Eight months into the pandemic, McGowan is working part time in a new industry. She’s bought winter boots, some warm clothes. When she took a music-industry wellness survey recently, she said confidently that, yes, she’s satisfied with her life on a daily basis. At the same time, she also answered “yes” to the question about whether she experiences anxiety and depression.
She laughed at the dichotomy of her answers in the level-headed way that she has about her. Having been tossed upon a foreign shore by the pandemic’s waves – albeit fortunate enough to be waiting out the storm with someone she loves – clouds of overriding questions loom larger the longer this drags out.
“Did my musical profession end?” she asked. “Do I work for newspapers now? Do I live in a different state now?”
Meanwhile, her online side gig has moved to center stage. Her company, Promusicguide.com, helps musicians turn hobbies into professional careers.
“This period of time feels more about sharing music and teaching rather than performing,” she said. “It’s a process I’ve done, and I feel like I’m entering a part of my life to give back to that.” She paused. “But I still want to play and tour and then come back to the woods in Baileys Harbor with Jake and play with the cats.”
AT A GLANCE
Vanessa McGowan: 38, professional musician
Residences: Nashville and Baileys Harbor
Instrument: Bass and vocalist. She plays a 200-year-old German upright bass and a Fender folding bass that collapses for travel.
“You can’t get an upright bass on a plane anymore,” McGowan said. She plays stand-up and electric bass with equal facility.

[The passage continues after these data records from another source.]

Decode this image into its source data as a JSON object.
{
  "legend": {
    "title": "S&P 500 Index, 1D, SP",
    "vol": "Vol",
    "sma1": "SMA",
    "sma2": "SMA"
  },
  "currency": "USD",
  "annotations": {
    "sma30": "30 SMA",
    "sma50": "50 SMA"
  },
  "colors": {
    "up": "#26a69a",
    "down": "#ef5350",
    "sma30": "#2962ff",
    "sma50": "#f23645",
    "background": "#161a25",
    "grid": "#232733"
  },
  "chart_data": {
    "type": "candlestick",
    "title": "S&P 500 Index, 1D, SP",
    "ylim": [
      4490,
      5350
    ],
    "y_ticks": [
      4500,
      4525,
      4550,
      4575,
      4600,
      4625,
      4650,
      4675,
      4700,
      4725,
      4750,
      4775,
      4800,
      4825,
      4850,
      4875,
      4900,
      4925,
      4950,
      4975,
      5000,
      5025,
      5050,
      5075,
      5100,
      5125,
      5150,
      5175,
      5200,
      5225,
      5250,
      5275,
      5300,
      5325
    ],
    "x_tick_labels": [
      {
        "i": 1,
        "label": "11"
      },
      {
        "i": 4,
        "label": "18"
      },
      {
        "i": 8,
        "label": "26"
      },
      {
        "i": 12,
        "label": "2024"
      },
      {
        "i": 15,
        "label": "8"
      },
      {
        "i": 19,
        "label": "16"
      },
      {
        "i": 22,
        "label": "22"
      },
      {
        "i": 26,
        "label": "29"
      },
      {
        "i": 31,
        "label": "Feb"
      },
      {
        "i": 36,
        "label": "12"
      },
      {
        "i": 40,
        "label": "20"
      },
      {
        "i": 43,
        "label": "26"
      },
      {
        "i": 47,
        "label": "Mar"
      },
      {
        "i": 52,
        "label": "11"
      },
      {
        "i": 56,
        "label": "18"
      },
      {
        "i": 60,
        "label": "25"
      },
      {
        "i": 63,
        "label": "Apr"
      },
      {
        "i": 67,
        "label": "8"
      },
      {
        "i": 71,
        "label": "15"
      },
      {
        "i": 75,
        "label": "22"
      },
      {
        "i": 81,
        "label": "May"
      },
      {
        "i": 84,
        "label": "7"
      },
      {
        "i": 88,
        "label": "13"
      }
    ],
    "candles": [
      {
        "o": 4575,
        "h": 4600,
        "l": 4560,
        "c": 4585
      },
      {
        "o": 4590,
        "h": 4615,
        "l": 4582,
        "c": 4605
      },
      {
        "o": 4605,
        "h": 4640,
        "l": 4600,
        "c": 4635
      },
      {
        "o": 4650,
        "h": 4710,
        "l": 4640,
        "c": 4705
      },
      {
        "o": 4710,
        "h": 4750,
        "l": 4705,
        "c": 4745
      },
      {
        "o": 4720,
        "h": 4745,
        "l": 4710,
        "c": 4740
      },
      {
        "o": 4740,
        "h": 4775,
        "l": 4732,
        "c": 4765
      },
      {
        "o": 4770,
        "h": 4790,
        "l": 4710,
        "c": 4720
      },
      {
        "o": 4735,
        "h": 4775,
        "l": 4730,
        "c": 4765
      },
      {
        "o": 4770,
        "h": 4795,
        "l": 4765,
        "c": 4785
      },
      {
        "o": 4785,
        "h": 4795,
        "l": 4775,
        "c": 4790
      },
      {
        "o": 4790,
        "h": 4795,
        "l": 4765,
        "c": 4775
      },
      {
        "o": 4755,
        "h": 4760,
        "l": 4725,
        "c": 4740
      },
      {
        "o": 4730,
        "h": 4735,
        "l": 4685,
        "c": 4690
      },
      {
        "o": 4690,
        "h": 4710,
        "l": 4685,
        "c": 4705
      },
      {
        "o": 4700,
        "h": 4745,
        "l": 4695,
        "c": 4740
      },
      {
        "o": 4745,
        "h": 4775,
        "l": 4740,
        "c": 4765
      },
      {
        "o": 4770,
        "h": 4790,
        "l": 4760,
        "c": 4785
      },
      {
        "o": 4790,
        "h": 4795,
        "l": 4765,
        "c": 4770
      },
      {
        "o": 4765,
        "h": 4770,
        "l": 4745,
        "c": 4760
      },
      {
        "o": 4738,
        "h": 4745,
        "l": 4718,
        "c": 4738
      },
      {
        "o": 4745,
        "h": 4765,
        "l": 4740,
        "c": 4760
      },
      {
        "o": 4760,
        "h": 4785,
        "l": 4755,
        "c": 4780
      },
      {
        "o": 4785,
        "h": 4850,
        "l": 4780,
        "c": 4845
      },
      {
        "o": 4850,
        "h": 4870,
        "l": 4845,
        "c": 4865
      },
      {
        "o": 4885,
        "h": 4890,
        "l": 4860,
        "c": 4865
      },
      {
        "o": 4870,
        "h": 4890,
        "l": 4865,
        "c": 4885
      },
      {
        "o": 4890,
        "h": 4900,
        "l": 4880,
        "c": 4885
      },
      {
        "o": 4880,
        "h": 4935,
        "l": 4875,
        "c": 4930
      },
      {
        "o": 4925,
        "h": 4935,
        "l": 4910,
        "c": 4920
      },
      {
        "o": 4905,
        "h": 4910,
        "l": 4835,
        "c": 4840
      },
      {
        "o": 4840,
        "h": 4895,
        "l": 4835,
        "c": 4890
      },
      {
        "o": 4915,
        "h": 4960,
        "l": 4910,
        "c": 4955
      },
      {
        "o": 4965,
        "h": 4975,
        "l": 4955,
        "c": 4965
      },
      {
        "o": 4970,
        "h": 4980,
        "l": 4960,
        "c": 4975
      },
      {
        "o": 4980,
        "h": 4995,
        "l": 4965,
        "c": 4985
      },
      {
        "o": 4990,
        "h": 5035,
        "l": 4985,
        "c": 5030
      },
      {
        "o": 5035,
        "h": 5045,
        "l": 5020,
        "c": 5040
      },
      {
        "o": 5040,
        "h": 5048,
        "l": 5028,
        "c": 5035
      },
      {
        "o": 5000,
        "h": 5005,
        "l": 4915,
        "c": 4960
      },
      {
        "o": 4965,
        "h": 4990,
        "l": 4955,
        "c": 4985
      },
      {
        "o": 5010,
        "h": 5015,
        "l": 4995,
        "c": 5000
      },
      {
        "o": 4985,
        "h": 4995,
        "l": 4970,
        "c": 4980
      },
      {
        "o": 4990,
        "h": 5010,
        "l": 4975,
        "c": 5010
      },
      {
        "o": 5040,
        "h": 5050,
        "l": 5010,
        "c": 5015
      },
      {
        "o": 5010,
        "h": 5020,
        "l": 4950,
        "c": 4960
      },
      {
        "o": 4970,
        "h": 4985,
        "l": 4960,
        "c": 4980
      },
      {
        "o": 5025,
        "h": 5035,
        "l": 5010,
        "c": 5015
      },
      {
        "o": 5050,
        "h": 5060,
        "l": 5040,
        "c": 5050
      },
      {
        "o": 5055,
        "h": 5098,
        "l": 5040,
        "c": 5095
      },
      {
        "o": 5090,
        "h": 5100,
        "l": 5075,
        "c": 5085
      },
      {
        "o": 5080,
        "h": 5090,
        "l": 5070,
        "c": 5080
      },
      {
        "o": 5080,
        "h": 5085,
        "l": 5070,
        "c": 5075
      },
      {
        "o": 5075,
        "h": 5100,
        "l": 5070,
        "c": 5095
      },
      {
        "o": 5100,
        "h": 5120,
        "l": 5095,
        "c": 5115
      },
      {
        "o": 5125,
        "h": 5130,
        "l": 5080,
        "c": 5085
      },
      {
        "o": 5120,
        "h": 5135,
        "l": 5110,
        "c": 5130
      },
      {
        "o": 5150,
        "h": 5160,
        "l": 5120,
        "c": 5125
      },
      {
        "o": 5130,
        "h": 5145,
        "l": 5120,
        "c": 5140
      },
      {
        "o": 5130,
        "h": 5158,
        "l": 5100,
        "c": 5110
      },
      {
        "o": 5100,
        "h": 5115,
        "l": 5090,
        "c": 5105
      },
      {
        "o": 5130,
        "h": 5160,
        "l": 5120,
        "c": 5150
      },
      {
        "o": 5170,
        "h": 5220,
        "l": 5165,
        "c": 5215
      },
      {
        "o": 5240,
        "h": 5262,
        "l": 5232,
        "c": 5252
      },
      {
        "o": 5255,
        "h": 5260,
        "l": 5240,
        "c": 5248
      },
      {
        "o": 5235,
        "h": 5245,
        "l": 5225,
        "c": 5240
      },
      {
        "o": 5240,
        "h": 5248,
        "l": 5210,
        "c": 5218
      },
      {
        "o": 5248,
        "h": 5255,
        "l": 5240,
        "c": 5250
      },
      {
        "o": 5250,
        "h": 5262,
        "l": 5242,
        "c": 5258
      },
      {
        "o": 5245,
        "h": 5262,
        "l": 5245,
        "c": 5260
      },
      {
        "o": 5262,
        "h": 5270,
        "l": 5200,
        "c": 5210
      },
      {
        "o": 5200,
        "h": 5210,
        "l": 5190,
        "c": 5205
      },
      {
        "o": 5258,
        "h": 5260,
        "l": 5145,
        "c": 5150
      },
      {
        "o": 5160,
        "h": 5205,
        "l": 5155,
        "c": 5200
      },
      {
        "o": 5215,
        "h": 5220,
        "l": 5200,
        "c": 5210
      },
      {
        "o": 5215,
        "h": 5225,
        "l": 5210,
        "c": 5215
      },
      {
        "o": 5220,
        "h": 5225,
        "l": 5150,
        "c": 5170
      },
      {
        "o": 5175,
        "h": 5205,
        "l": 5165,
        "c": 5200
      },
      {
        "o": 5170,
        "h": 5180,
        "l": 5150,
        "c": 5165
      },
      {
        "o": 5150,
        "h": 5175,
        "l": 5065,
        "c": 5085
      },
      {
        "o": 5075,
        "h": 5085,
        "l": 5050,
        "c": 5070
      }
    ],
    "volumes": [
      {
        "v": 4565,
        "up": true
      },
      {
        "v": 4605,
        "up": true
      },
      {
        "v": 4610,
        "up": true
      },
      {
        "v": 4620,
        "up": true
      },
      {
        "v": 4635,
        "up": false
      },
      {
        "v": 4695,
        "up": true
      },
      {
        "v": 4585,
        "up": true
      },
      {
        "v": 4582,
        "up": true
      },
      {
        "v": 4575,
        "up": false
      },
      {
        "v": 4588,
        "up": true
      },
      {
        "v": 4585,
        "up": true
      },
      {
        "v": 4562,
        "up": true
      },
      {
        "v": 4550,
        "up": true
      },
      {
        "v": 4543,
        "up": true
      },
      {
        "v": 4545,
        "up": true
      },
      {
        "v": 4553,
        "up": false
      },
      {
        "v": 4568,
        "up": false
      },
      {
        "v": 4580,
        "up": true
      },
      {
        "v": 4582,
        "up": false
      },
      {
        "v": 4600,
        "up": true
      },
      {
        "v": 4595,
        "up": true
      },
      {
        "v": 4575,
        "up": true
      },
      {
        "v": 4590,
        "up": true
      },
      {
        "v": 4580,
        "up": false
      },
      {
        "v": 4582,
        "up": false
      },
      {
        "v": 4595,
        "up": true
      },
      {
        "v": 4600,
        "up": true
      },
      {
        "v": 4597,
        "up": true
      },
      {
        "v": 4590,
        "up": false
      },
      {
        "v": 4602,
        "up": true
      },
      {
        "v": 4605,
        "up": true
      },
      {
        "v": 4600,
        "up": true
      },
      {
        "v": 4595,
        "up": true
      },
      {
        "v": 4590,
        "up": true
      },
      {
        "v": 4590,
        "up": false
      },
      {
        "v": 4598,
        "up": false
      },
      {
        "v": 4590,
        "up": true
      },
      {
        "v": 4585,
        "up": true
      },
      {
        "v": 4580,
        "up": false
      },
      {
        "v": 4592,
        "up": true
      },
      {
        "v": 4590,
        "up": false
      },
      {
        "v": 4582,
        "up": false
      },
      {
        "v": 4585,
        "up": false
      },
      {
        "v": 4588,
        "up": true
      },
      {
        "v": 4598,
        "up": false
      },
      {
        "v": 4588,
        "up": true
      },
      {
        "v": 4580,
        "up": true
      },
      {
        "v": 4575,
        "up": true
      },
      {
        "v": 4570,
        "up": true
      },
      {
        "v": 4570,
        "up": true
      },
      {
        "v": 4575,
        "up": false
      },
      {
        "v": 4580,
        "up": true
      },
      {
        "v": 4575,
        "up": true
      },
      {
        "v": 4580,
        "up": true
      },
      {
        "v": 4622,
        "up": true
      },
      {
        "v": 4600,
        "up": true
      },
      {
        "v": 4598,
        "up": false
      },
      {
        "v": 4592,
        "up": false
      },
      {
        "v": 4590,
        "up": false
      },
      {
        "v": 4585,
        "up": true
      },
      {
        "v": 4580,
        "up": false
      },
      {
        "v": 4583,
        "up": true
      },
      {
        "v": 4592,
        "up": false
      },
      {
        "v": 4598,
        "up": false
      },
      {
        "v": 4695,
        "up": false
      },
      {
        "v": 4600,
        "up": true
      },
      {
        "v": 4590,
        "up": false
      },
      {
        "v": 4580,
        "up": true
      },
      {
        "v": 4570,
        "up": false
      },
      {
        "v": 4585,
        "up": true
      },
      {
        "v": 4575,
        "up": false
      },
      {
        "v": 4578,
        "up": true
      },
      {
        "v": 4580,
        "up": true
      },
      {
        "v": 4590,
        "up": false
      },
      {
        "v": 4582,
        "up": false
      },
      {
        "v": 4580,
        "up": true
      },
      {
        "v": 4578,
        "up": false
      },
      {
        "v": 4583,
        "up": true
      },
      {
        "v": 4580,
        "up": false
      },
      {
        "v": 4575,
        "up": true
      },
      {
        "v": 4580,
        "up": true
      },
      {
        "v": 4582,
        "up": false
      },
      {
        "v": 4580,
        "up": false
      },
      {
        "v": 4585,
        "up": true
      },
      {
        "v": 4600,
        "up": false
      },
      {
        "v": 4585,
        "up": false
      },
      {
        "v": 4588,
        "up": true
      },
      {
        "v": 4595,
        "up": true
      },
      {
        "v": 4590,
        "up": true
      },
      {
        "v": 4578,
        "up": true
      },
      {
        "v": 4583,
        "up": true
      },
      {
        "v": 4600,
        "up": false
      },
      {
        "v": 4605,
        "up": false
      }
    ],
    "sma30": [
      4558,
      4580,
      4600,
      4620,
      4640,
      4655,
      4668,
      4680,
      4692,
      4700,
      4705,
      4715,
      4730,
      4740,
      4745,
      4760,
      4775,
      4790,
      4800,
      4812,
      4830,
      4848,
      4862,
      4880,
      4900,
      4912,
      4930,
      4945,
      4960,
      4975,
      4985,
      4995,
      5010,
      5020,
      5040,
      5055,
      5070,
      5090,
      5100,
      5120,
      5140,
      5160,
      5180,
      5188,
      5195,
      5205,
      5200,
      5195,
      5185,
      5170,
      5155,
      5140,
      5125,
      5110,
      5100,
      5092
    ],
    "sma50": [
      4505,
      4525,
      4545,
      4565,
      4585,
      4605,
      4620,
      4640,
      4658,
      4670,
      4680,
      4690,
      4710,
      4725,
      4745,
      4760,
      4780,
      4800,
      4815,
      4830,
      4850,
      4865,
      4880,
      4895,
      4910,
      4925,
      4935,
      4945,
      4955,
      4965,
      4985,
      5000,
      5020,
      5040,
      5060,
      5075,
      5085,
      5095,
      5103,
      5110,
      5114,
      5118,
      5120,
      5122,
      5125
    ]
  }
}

Main gig: Studio and touring musician. Tours with the Grammy-winning Sugarland, Grammy-nominated artist Brandy Clark, and McGowan’s own band, Tattletale Saints, with New Zealand songwriter Cy Winstanley. The now-Nashville-based band won the New Zealand Music Award for Folk in 2014 for its debut album, How Red Is the Blood, produced by Grammy winner Tim O’Brien.
Endorsed by: D’Addario, Fender, Aguilar Amps and Fishman. McGowan said all the basses she plays (except the upright) are Fenders. She’s been playing them since she was 14 years old.
Side gigs: Runs the music-education platform Promusicguide.com as a complete guide to building a career as a professional musician. And, with musician Sam Browne, she also owns Findaband.com Nashville, a live-entertainment booking agency that books bands for venues around the country.
If you could play with any musician, who would it be? “Bonnie Rait. It doesn’t matter who I’m on tour with, if she calls, I’m out.”
What would you change about the music industry if you could? “I would make it equal so people of all genders and backgrounds and ethnicities and sexual orientations could truly have a fair shot on their merit. It’s still an old white man’s club in a lot of places. I’ve been lucky to be with inclusive and progressive thinkers, but I’ve heard of horrifying stories.”
What’s most profound about this time of quarantine for you as a musician? “It’s having music ripped away. That makes you question your identity. Everyone was flailing [in Nashville, her usual home] and asking themselves the same questions: Who am I without this? What do I do with my time? If there’s no reason to play, do I still like to play, and if I don’t, what does that mean?”